I'm off to the country of my birth tomorrow, to spend some much needed R&R with my family on their farm in the country for a week (so don't expect to hear from me for a week or more). I am really looking forward to it...it is the most peaceful place I know, and I have a couple of dozen totally cool family members who live in the vicinity.
In other news, I finally finished that knitting project I mentioned a while back. It was supposed to be a sweater for a trip my good friend Gail and I were going to make to Ireland in November. However, since making the plans Gail has had a mild stroke, and I am not well myself, so we have (very sadly) decided to cancel the trip. I was so looking forward to it, and now I doubt it will ever happen. It makes my heart very heavy.
However, I can always wear the sweater (pictured below), and think of the trip that might have been (except that I've lost 30 pounds since I started the sweater because of my illness (and will likely lose more), so now I think it will take some serious blocking to make it fit, especially since I knit it so it would be very loose in my old size).
Why do I talk about something as seemingly-inane as my knitting projects in this otherwise crusading-feminist type blog?
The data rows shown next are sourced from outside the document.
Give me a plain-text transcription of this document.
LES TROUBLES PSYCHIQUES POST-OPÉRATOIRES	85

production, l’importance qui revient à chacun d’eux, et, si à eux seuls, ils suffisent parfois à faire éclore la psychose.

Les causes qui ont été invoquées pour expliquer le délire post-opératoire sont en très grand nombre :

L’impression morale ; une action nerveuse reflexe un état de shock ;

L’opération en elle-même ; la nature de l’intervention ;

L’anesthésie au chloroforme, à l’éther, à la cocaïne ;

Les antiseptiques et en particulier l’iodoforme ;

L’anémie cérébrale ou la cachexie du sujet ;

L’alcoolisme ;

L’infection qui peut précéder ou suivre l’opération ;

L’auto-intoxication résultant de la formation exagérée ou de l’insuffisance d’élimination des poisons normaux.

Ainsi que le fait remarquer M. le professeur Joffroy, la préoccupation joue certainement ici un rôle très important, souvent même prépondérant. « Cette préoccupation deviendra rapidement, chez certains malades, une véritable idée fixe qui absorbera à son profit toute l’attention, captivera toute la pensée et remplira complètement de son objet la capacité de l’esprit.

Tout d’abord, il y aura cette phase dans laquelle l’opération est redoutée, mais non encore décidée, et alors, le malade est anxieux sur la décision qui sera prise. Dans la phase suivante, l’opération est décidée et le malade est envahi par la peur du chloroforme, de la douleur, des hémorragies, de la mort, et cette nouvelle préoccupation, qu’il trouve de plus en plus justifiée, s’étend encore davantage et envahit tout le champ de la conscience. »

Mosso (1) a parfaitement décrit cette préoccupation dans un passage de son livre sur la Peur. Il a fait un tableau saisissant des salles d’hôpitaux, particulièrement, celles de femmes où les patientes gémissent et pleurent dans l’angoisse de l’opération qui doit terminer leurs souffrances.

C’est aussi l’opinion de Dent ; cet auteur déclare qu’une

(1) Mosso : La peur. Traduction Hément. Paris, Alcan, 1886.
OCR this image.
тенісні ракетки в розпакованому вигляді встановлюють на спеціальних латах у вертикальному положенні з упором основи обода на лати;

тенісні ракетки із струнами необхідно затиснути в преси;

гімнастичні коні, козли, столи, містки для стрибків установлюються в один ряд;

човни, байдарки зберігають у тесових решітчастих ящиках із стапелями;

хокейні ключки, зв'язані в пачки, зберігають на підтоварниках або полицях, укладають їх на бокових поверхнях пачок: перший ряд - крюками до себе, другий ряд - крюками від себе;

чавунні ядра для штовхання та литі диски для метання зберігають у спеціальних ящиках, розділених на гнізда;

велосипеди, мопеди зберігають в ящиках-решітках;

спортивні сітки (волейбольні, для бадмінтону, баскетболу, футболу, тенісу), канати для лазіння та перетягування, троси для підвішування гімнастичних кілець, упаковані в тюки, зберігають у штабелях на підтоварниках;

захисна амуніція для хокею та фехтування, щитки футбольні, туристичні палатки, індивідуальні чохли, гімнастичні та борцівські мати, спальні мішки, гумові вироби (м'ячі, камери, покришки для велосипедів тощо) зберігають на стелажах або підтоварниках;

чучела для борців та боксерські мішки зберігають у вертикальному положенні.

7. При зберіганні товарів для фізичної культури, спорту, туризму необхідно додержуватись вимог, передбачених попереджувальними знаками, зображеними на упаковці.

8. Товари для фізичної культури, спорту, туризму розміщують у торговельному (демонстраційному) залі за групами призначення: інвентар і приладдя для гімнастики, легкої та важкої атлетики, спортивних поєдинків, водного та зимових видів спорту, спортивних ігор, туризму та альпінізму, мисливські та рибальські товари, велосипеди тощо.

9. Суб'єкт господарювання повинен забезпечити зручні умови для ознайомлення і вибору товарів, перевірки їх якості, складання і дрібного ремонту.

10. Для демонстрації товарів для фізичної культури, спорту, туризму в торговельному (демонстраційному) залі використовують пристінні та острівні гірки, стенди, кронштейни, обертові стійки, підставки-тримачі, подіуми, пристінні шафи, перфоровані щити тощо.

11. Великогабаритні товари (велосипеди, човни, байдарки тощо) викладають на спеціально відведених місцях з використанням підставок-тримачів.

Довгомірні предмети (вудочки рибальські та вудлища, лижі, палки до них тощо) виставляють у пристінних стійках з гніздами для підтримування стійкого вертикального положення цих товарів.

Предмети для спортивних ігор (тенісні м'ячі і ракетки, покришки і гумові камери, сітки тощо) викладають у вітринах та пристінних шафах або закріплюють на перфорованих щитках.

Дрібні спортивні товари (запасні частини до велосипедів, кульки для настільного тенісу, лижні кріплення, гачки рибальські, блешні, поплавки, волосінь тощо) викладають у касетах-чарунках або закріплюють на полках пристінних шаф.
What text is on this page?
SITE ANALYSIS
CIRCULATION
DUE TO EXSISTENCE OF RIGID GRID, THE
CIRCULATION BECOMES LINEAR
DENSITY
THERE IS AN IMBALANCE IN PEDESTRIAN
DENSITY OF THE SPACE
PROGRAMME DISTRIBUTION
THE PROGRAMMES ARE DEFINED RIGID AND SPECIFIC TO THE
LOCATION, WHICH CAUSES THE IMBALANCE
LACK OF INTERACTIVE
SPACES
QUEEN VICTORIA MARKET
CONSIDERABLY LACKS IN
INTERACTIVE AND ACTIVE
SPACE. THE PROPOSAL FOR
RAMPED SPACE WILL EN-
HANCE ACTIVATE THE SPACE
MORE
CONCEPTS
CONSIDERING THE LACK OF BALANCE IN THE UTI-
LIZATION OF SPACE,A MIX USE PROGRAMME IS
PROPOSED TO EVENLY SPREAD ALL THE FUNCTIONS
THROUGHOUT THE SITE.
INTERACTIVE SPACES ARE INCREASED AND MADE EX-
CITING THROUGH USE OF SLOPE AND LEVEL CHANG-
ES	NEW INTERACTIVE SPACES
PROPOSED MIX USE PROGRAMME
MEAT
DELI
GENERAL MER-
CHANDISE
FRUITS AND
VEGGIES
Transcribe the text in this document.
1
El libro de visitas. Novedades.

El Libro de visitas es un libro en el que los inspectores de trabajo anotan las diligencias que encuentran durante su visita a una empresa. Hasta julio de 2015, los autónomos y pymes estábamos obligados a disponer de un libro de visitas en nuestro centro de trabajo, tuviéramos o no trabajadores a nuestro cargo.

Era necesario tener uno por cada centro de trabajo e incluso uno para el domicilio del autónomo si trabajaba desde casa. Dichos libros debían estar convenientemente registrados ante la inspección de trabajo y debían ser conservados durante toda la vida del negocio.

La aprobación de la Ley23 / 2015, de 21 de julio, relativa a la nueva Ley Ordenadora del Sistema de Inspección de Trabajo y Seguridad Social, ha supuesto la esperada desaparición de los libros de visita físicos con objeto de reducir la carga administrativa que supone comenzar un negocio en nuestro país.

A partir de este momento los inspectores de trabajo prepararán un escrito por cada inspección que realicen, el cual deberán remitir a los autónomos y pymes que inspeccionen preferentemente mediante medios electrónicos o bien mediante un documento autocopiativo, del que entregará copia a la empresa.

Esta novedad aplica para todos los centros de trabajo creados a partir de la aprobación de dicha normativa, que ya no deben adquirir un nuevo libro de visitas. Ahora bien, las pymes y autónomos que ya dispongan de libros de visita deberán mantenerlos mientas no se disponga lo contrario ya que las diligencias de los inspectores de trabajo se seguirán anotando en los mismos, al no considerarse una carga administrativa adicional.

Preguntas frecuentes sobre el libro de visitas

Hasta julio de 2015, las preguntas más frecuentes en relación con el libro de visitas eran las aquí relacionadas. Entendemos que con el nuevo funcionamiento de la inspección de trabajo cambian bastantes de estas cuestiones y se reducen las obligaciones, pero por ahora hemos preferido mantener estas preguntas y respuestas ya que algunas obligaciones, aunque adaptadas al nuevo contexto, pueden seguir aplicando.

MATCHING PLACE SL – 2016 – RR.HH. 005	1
Because knitting is my stress relief valve. People may wonder how I manage to keep plugging away at all the depressing studies I work on. The answer is twofold: I do it because I feel beholden to the other women left in the field to speak out on their behalf because I have nothing left to lose in my career by doing so, and knitting is the stress outlet that at least allows me to handle, at some level, the unrelentingly depressing nature of the studies I do.
So I guess the moral of the story is that if you are woman caught up in a discriminatory or gender-hostile work environment, try to find a stress relief outlet elsewhere in your life. It will help.